Outra batalha: Arthur, de 5 anos, e Agatha Arnaus, filho e viúva de Anderson: "Hoje meu foco é um só: a recuperação de meu filho" Foto: Guito Moreto / Agência O Globo
Vera Araújo
Mil quatrocentos e sessenta e um dias ou quatro anos. A forma de contar o tempo não importa. Amanhã, as famílias da vereadora Marielle Franco e do motorista Anderson Gomes, assassinados em 14 de março de 2018, vão cobrar mais uma vez das autoridades a solução do crime que chocou o país. E, numa nova tentativa de responder à pergunta “Quem mandou matar Marielle e Anderson?”, a força-tarefa criada pelo Ministério Público do Rio (MPRJ) decidiu dar um passo atrás e revisitar os dados levantados até agora em busca de detalhes desapercebidos que possam ter passado no labirinto da investigação.
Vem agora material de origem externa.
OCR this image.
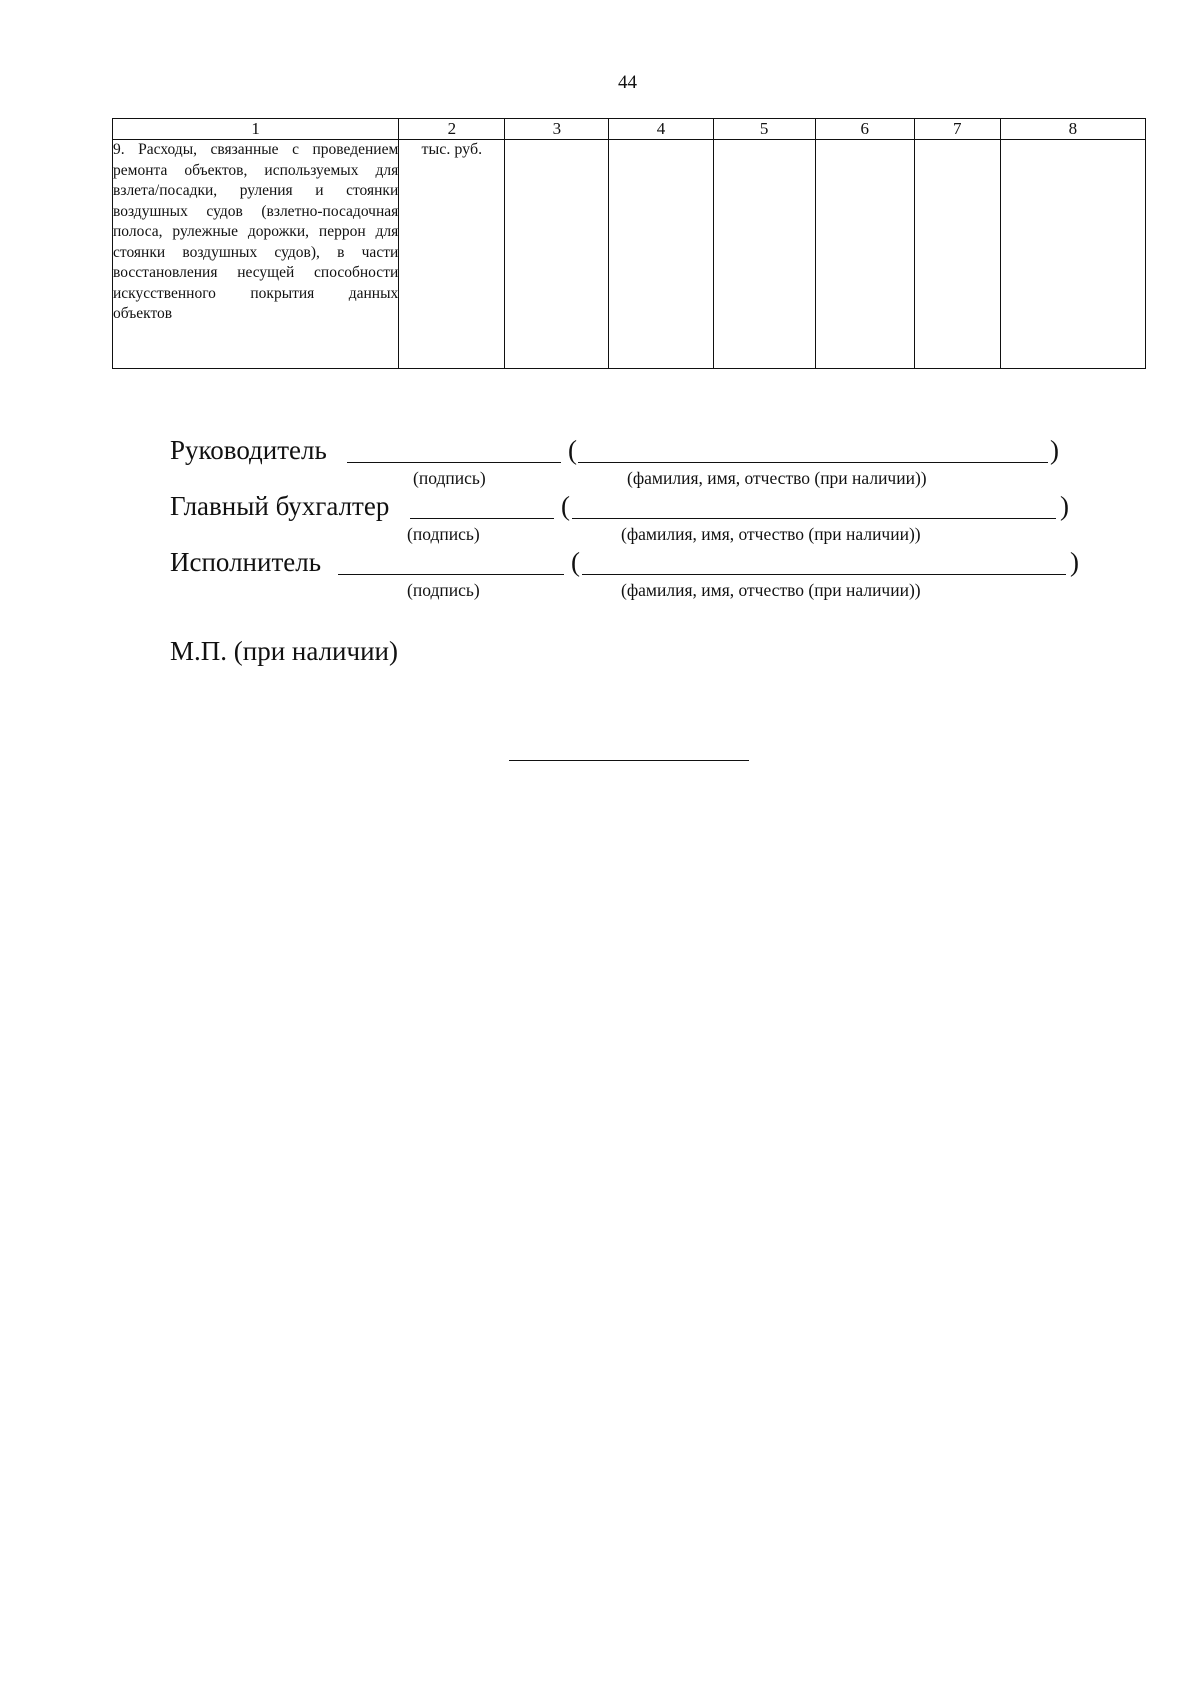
44
1	2	3	4	5	6	7	8
9. Расходы, связанные с проведением ремонта объектов, используемых для взлета/посадки, руления и стоянки воздушных судов (взлетно-посадочная полоса, рулежные дорожки, перрон для стоянки воздушных судов), в части восстановления несущей способности искусственного покрытия данных объектов	тыс. руб.						
Руководитель	(	)
(подпись)	(фамилия, имя, отчество (при наличии))
Главный бухгалтер	(	)
(подпись)	(фамилия, имя, отчество (при наличии))
Исполнитель	(	)
(подпись)	(фамилия, имя, отчество (при наличии))
М.П. (при наличии)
A compra de uma nova versão do programa do equipamento israelense Cellebrite, que extrai e recupera dados deletados de celulares, é um dos caminhos para elucidar o caso. O coordenador do Grupo de Atuação Especial de Combate ao Crime Organizado (Gaeco) do MPRJ, que também chefia a força-tarefa do Caso Marielle e Anderson, Bruno Gangoni, ressaltou que o avanço da investigação depende dessa reanálise de provas, uma vez que, no primeiro ano do caso, houve muita pressão para se resolver o duplo homicídio. Não à toa, em março de 2019, foram presos o sargento reformado da PM Ronnie Lessa e o ex-policial militar Élcio de Queiroz, acusados de serem os executores. Para Gangoni, com mais promotores debruçados sobre o caso, atualmente são oito, além de mais analistas, aumentaram as chances de encontrar alguma nova pista:
— Estamos dedicados, escutando áudios e vendo imagens. Tem muito material que ainda não foi analisado. Recebemos imagens novas da Delegacia de Homicídios da Capital (DHC), a que nunca tivemos acesso antes. A prova é praticamente digital nesse homicídio, e as empresas de tecnologia vão se aperfeiçoando. Por isso, vamos passar os telefones do Lessa no novo programa do Cellebrite, para extrair dados que não conseguimos antes — explicou o promotor.
Dois nomes
O Gaeco recebeu da Polícia Civil 1.300 imagens novas na última terça-feira, a poucos dias de o crime completar quatro anos. Questionado sobre a demora na entrega desse material, Gangoni disse que é preciso ver antes se há algo relevante nos dados. Já a Polícia Civil respondeu que não comentaria provas sob sigilo.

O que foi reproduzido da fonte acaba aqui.